Iorizzo leads the Vaccinium Coordinated Agricultural Project, VacCAP, a new effort to improve the quality of Vaccinium fruit (which includes blueberry and cranberry) by bringing together researchers in the fields of breeding, genetics, food science and socioeconomics. The project’s chief goal is to find the fruit characteristics that consumers like, to understand the genetics behind those characteristics, and to develop a breeding framework around them, Iorizzo said.
“Both blueberry and cranberry are closely related, so working together among a network of Vaccinium breeders and sharing discoveries brought about through the use of more advanced, DNA-based tools has tremendous potential to lead to discoveries and selections that will translate into improved cultivars for growers,” said Lisa Wasko DeVetter, a Washington State University associate professor and co-leader of VacCAP’s extension team.
She said VacCAP follows a similar project for Rosaceae crops, RosBREED, in building a community of researchers and industry members with similar breeding goals, enabling the sharing of technology development and information.

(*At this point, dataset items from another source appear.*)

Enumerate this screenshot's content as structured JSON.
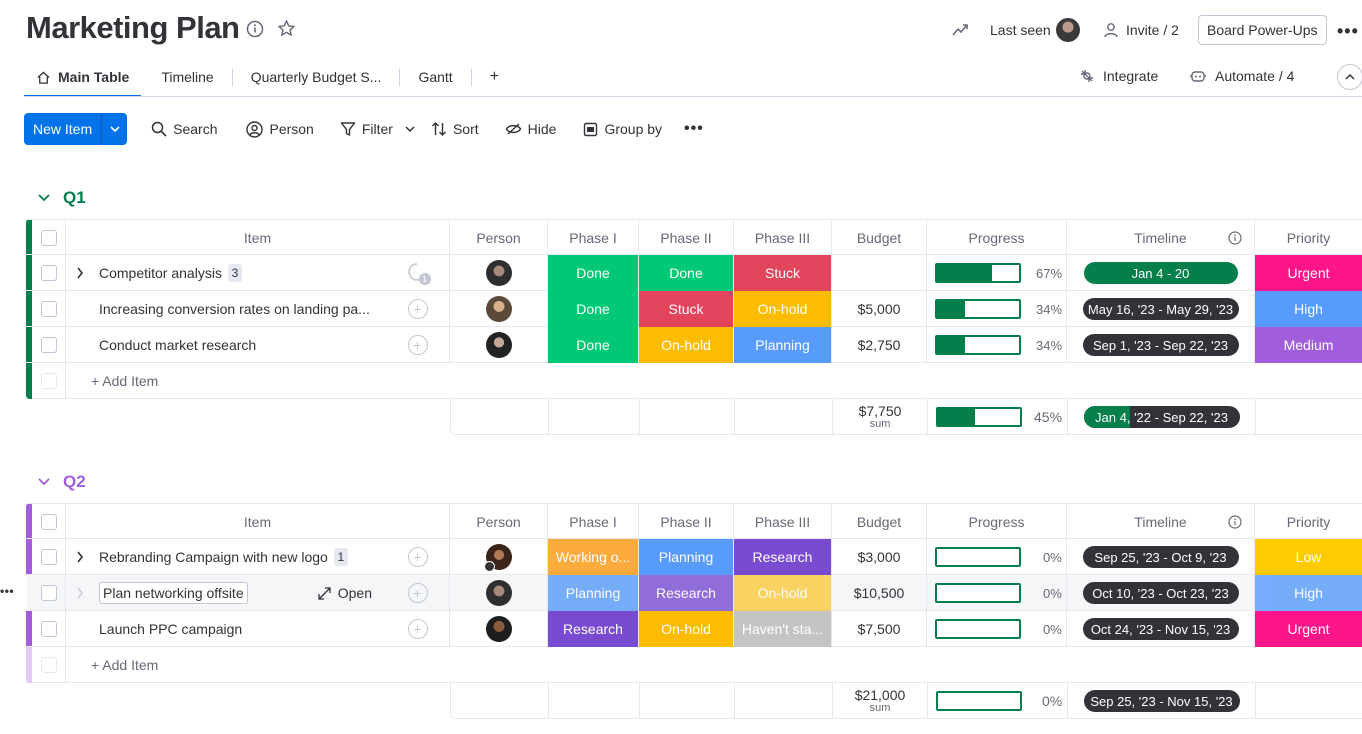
{
  "header": {
    "title": "Marketing Plan",
    "last_seen": "Last seen",
    "invite": "Invite / 2",
    "power_ups": "Board Power-Ups",
    "integrate": "Integrate",
    "automate": "Automate / 4"
  },
  "tabs": [
    "Main Table",
    "Timeline",
    "Quarterly Budget S...",
    "Gantt",
    "+"
  ],
  "toolbar": {
    "new_item": "New Item",
    "search": "Search",
    "person": "Person",
    "filter": "Filter",
    "sort": "Sort",
    "hide": "Hide",
    "group_by": "Group by"
  },
  "columns": {
    "item": "Item",
    "person": "Person",
    "phase1": "Phase I",
    "phase2": "Phase II",
    "phase3": "Phase III",
    "budget": "Budget",
    "progress": "Progress",
    "timeline": "Timeline",
    "priority": "Priority"
  },
  "colors": {
    "done": "#00c875",
    "stuck": "#e2445c",
    "onhold": "#fdbc00",
    "planning": "#579bfc",
    "working": "#fdab3d",
    "research": "#784bd1",
    "havent": "#c4c4c4",
    "urgent": "#ff158a",
    "high": "#579bfc",
    "medium": "#a25ddc",
    "low": "#ffcb00",
    "q1": "#037f4c",
    "q2": "#a25ddc"
  },
  "add_item": "+ Add Item",
  "open_label": "Open",
  "sum_label": "sum",
  "groups": [
    {
      "name": "Q1",
      "rows": [
        {
          "name": "Competitor analysis",
          "subitems": "3",
          "phase1": "Done",
          "phase2": "Done",
          "phase3": "Stuck",
          "budget": "",
          "progress": "67%",
          "timeline": "Jan 4 - 20",
          "priority": "Urgent"
        },
        {
          "name": "Increasing conversion rates on landing pa...",
          "subitems": "",
          "phase1": "Done",
          "phase2": "Stuck",
          "phase3": "On-hold",
          "budget": "$5,000",
          "progress": "34%",
          "timeline": "May 16, '23 - May 29, '23",
          "priority": "High"
        },
        {
          "name": "Conduct market research",
          "subitems": "",
          "phase1": "Done",
          "phase2": "On-hold",
          "phase3": "Planning",
          "budget": "$2,750",
          "progress": "34%",
          "timeline": "Sep 1, '23 - Sep 22, '23",
          "priority": "Medium"
        }
      ],
      "summary": {
        "budget": "$7,750",
        "progress": "45%",
        "timeline": "Jan 4, '22 - Sep 22, '23"
      }
    },
    {
      "name": "Q2",
      "rows": [
        {
          "name": "Rebranding Campaign with new logo",
          "subitems": "1",
          "phase1": "Working o...",
          "phase2": "Planning",
          "phase3": "Research",
          "budget": "$3,000",
          "progress": "0%",
          "timeline": "Sep 25, '23 - Oct 9, '23",
          "priority": "Low"
        },
        {
          "name": "Plan networking offsite",
          "subitems": "",
          "phase1": "Planning",
          "phase2": "Research",
          "phase3": "On-hold",
          "budget": "$10,500",
          "progress": "0%",
          "timeline": "Oct 10, '23 - Oct 23, '23",
          "priority": "High"
        },
        {
          "name": "Launch PPC campaign",
          "subitems": "",
          "phase1": "Research",
          "phase2": "On-hold",
          "phase3": "Haven't sta...",
          "budget": "$7,500",
          "progress": "0%",
          "timeline": "Oct 24, '23 - Nov 15, '23",
          "priority": "Urgent"
        }
      ],
      "summary": {
        "budget": "$21,000",
        "progress": "0%",
        "timeline": "Sep 25, '23 - Nov 15, '23"
      }
    }
  ]
}
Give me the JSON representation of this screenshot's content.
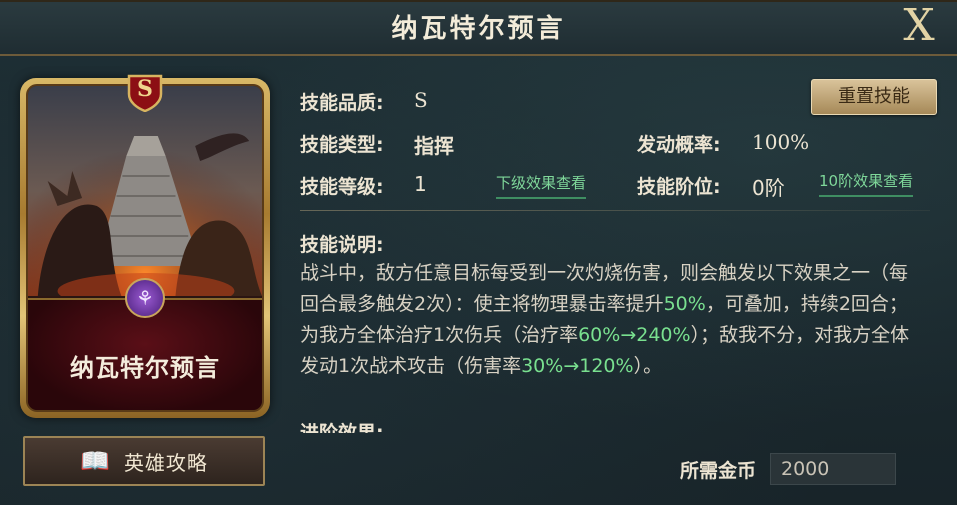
{
  "title": "纳瓦特尔预言",
  "close_label": "X",
  "card": {
    "grade": "S",
    "name": "纳瓦特尔预言"
  },
  "guide_button": {
    "label": "英雄攻略",
    "icon": "book-icon"
  },
  "info": {
    "quality_label": "技能品质:",
    "quality_value": "S",
    "type_label": "技能类型:",
    "type_value": "指挥",
    "chance_label": "发动概率:",
    "chance_value": "100%",
    "level_label": "技能等级:",
    "level_value": "1",
    "next_level_link": "下级效果查看",
    "rank_label": "技能阶位:",
    "rank_value": "0阶",
    "rank10_link": "10阶效果查看",
    "reset_button": "重置技能"
  },
  "description": {
    "title": "技能说明:",
    "seg1": "战斗中，敌方任意目标每受到一次灼烧伤害，则会触发以下效果之一（每回合最多触发2次）：使主将物理暴击率提升",
    "hl1": "50%",
    "seg2": "，可叠加，持续2回合；为我方全体治疗1次伤兵（治疗率",
    "hl2": "60%→240%",
    "seg3": "）；敌我不分，对我方全体发动1次战术攻击（伤害率",
    "hl3": "30%→120%",
    "seg4": "）。"
  },
  "advance_title": "进阶效果:",
  "cost": {
    "label": "所需金币",
    "value": "2000"
  },
  "colors": {
    "highlight": "#79e08f",
    "gold": "#c8a55c",
    "card_red": "#5a0f17"
  }
}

RosBREED brought together a nationwide team of breeders and researchers working on pome fruit, stone fruit and berries. The effort received almost $25 million from the U.S. Department of Agriculture over 10 years, starting in 2009, for work focused on finding genetic markers for fruit quality traits and disease resistance that are now used by breeders across the country and beyond.
Initial work on the Vaccinium project started in 2016, when the USDA provided a $50,000 planning grant, allowing a team of scientists, led by Iorizzo, to survey the U.S. blueberry and cranberry industries to better understand their breeding priorities. They found that fruit quality is the main priority for both industries. Other priorities include disease resistance and the ability to withstand mechanical harvest, Iorizzo said.
VacCAP became official in September 2019, with $12.8 million from a combination of federal funding and matching funds from institutions and industry stakeholders. Members include breeders and geneticists from public and private institutions across the country, as well as scientists who specialize in the socioeconomic, food science and postharvest aspects of Vaccinium crops. The project also includes collaborators from New Zealand and Italy, he said.
By the time the project is slated to end in 2023, Iorizzo expects that a significant number of genomic resources and phenotyping methods will be delivered to blueberry and cranberry breeders and scientists. He also expects to expand knowledge on the relationship between DNA, fruit characteristics, fruit quality and consumer behavior. In the long term, he hopes the project will lead to an increase in the production of premium quality fruit, which will result in increased consumption of blueberry and cranberry products.
To achieve these goals, the project is organized into multiple teams of specialists, each with a different focus. Team leaders are members of the executive committee, which meets every two months. Iorizzo made special note of Chad Finn’s leadership role in the project. Finn, a longtime geneticist and berry breeder with USDA’s Agricultural Research Service, died unexpectedly in December 2019.
Iorizzo didn’t study blueberries before he came to NCSU. Once he familiarized himself with the industry, however, he discovered there were outstanding breeding programs across the country, but their focus was regional. VacCAP ties those programs together and gives them a national and international focus, he said.
The information generated by VacCAP’s activities will be in the public domain and available to all breeding programs, even international programs, said Jim Hancock, a member of the project’s executive committee. Hancock was a Michigan State University berry breeder and geneticist for nearly four decades before retiring in 2018, and he is currently manager of genomic research in support of breeding for Berry Blue, a private blueberry breeding company.
“(VacCAP) is a real boon for the whole blueberry industry,” he said.